[erlang-questions] unicode in string literals

Wed Aug 1 06:14:00 CEST 2012

On 31/07/2012, at 9:36 PM, CGS wrote:

> There are many pros and cons for switching from Latin-1 to UTF-8 (or whatever else which will nullify pretty much the understanding of byte character). On one hand, lists:reverse/1 really messes up the characters in the list

Yes, and that's not all it messes up by any means.

- If you have a sequence of lines represented as a string with network
  line terminators (CR+LF) then the reversal of that list is NOT a
  sequence of lines with network line terminators (applies to ASCII)

- If you use Unicode language tags, then the reversal of a language
  tag is a language tag for a different language and applies to the
  wrong characters

- The reversal of a Unicode string including variant selectors (or
  other character shaping codes like ZWNJ or ZWJ) is a Unicode
  string including variant selectors &c applied to the wrong characters

- The reversal of a Unicode string including a directional command
  and a POP DIRECTIONAL FORMATTING code is a string in which there
  is a POP before anything has been pushed.

...

So simply forming code points into [base,diacritical...] packets,
reversing the packets, and then flattening *still* isn't nearly
enough to make sense of a reversed string.  Indeed, I am not sure
that there *is* any way to make sense of the notion of reversing
a Unicode string.

So I do not take 'lists:reverse/1 will not reverse a Unicodepoint
string correctly' as a criticism of representing strings as lists
of Unicodepoints.  NOTHING will.  I don't think there is any such
thing as "correctly" reversing such a string.

There are other operations you can easily do with a list that
don't make sense for Unicode strings either.  Take just one
example: splitting a string at an arbitrary position.  That can
separate a directional override from its pop.  And having a
distinct data type is no protection against that problem:  Java
and Javascript both have opaque string datatypes, but both
allow slicing a well formed string into pieces that are not
well formed.

> (to follow the first example, the output of "a∞b" in Latin-1 is totally different from the output of lists:reverse("b∞a") in Latin-1 - the default now). On the other hand, having, for example, Polish characters like "Ą Ę Ć" or French "Ç Î" or German "Ö ß" or Turkish "Ş" and so on (things become more complicated if we add languages based on different alphabet/symbols) in the code would require your editor to have support for those languages or else you will see really strange characters there.

Well, yes.  But now you are asking whether the editor supports Unicode.
There are now plenty of editors that do.  Right now I am composing mail
in an unbelievably crude text editor (the Mail program on Mac OS X) and
it displays these characters just fine.
> 
> "-encoding()" can make quite a mess in a file. Think of an open source project in which devs from different countries append their own code. You will see a lot of "-encoding()" directives in a single file.

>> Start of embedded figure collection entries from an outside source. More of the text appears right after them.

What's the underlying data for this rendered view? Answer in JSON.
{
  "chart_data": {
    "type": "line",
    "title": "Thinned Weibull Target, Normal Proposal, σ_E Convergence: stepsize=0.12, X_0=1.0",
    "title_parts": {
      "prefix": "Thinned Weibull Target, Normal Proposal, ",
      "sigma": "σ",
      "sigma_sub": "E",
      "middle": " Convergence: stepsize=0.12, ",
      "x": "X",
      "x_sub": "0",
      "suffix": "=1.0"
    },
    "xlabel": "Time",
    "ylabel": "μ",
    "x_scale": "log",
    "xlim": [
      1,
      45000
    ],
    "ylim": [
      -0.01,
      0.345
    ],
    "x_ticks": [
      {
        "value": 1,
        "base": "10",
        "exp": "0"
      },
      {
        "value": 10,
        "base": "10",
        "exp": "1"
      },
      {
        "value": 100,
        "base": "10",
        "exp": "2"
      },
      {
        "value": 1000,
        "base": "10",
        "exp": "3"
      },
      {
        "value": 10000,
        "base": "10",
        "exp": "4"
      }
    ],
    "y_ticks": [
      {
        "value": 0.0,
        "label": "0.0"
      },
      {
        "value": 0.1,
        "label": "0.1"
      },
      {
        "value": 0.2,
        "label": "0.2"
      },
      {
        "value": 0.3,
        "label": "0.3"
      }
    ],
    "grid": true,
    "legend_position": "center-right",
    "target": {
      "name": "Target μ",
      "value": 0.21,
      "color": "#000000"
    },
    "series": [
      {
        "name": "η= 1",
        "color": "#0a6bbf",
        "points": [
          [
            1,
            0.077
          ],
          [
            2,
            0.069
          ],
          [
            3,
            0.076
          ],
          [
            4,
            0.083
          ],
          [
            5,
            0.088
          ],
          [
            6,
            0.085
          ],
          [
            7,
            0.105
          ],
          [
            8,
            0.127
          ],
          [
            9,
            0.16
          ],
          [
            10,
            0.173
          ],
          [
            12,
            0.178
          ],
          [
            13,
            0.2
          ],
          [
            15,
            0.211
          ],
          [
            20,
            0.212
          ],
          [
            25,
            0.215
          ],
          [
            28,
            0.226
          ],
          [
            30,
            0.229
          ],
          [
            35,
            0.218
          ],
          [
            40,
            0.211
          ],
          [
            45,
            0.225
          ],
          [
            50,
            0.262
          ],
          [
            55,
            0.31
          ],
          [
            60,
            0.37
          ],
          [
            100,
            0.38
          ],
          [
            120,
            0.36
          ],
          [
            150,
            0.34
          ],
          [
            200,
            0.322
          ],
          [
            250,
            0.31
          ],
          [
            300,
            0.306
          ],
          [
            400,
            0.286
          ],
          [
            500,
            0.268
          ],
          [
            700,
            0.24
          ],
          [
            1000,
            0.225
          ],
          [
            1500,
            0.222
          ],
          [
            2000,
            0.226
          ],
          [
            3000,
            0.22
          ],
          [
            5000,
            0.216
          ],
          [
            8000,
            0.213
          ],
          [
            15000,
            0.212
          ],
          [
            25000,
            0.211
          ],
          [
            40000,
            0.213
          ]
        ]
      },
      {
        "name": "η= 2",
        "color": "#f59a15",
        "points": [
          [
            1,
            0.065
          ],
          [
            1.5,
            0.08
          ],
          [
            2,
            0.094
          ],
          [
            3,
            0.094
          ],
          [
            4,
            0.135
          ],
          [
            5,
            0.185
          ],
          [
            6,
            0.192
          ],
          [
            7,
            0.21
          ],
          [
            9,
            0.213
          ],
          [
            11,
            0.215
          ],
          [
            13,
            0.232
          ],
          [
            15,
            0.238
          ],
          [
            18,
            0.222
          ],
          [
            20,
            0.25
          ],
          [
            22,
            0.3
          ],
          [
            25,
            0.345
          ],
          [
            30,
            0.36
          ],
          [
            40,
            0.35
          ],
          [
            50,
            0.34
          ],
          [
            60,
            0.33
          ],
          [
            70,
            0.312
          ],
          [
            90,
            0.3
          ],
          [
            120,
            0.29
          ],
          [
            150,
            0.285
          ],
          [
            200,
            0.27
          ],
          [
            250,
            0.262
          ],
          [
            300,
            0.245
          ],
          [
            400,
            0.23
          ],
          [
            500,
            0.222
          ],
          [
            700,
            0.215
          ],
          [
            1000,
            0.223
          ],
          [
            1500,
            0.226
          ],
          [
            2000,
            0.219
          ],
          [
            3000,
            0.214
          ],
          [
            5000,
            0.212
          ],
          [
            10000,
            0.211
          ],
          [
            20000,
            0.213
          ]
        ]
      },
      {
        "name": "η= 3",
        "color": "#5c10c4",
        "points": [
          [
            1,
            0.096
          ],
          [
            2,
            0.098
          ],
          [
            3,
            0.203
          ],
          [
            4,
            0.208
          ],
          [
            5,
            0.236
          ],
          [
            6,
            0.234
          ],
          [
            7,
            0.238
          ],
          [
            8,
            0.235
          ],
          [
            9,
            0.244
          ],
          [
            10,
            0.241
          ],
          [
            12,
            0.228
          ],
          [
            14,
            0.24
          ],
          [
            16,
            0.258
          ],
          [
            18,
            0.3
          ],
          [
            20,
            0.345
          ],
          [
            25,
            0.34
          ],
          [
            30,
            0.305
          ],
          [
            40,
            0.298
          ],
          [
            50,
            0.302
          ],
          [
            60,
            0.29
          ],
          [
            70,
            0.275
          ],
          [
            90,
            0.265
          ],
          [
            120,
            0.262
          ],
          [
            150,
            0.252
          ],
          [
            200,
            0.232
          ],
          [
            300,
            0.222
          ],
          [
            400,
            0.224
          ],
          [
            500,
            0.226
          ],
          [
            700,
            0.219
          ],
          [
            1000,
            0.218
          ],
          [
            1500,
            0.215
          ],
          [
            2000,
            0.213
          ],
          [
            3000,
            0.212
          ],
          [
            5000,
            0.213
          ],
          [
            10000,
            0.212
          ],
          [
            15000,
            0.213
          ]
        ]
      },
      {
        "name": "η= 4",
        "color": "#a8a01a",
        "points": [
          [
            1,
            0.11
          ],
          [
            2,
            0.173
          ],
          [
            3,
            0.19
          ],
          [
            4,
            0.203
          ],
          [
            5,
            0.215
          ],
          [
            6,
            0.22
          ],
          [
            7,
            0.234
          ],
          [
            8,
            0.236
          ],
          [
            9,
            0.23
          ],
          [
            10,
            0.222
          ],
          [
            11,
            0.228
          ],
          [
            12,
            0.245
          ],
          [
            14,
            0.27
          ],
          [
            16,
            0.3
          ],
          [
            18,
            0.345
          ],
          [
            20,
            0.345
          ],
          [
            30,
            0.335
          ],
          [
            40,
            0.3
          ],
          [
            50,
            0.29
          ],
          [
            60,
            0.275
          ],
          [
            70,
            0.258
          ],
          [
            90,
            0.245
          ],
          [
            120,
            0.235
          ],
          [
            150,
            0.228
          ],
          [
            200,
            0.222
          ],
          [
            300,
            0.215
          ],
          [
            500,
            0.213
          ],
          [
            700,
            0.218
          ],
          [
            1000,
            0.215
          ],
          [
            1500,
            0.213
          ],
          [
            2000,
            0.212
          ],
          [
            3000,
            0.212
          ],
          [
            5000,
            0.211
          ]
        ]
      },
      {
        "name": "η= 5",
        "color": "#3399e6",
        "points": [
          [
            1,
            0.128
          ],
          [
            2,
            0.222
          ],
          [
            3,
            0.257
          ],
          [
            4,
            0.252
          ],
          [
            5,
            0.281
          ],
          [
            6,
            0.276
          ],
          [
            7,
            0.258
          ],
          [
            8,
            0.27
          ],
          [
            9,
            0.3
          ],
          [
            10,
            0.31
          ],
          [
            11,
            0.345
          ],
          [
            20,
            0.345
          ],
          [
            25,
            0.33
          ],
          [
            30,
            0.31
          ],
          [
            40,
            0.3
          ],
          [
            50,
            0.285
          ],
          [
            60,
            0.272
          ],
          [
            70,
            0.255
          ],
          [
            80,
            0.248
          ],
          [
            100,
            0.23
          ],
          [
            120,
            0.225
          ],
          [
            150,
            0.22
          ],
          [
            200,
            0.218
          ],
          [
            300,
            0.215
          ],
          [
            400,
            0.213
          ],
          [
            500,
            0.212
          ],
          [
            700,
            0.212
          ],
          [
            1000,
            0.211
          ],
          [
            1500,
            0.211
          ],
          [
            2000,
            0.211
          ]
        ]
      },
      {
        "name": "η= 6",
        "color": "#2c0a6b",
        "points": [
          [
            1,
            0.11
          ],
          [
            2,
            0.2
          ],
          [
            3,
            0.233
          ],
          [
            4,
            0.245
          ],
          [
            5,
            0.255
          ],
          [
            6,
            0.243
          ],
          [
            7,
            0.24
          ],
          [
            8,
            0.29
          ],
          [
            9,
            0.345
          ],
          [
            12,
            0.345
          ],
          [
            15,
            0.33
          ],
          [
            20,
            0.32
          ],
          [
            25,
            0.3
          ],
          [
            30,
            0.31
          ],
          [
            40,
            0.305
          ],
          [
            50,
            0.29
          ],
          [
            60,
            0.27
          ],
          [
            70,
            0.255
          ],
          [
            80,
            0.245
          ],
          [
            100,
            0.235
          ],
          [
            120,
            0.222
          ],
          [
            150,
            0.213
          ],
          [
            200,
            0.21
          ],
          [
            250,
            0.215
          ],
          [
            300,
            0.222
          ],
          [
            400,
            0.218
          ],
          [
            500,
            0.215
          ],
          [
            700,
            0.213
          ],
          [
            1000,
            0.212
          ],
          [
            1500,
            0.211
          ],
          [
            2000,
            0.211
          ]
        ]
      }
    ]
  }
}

Nobody is suggesting that there should be an -encoding directive anywhere
but the first line of a file (or possibly the second).  In fact it is
precisely the existence of -encoding directives that would make it possible
to *avoid* the mess you are describing.

Here's what you do.

(1) Write a tiny little program.  Here is a first draft.

#!/usr/bin/awk -f
# Usage:   epaste.awk file1.erl... >pasted.erl
# Purpose: paste files in various encodings giving one file in UTF-8.

BEGIN {
    print "-encoding(utf_8)."   
    for (i = 1; i < ARGC; i++) {
        input = ARGV[i]  
        getline x < input
        if (x ~ /^[ \t]*-[ \t]*encoding\([ \t']*[a-zA-Z0-9_]*[ \t']*\)/) {
            sub(/^[ \t]*-[ \t]*encoding\([ \t']*/, "", x)
            sub(/[ \t']*\).*$/, "", x)
            x = toupper(x)   
            gsub(/_/, "-", x)
            cmd = "iconv -f " x " -t UTF-8"
        } else {
            cmd = "iconv -f ISO-8859-1 -t UTF-8"
            print x >cmd
        }
        while ((getline x <input) > 0) print x >cmd
        close(cmd)
    }
}

(2) Instead of pasting together several files by doing
    cat foo.erl ugh.erl bar.erl >fub.erl
    just do
    epaste.awk foo.erl ugh.erl bar.erl >fub.erl

What makes this *possible* is the existence of the -encoding lines.
Without it you are FUBAR.

> I might be wrong, but, switching to default UTF-8, wouldn't that force the compiler to use 2-byte (at least) per character?

Yes, you are wrong.  Unicode is a 21-bit character set.
There are currently (6.1) more than 100,000 defined
characters, so 2 bytes is definitely not enough.

But UTF-8 is an *external* format.
What the compiler uses is entirely up to itself.
What the run-time system uses is something different again.
Atom names, for example, could be stored in some compressed format.

> If so, for example, what about the databases based on Erlang for projects using strict Latin-1?

What about them?  Do not make the mistake of confusing a
particular set of characters with a way of encoding them.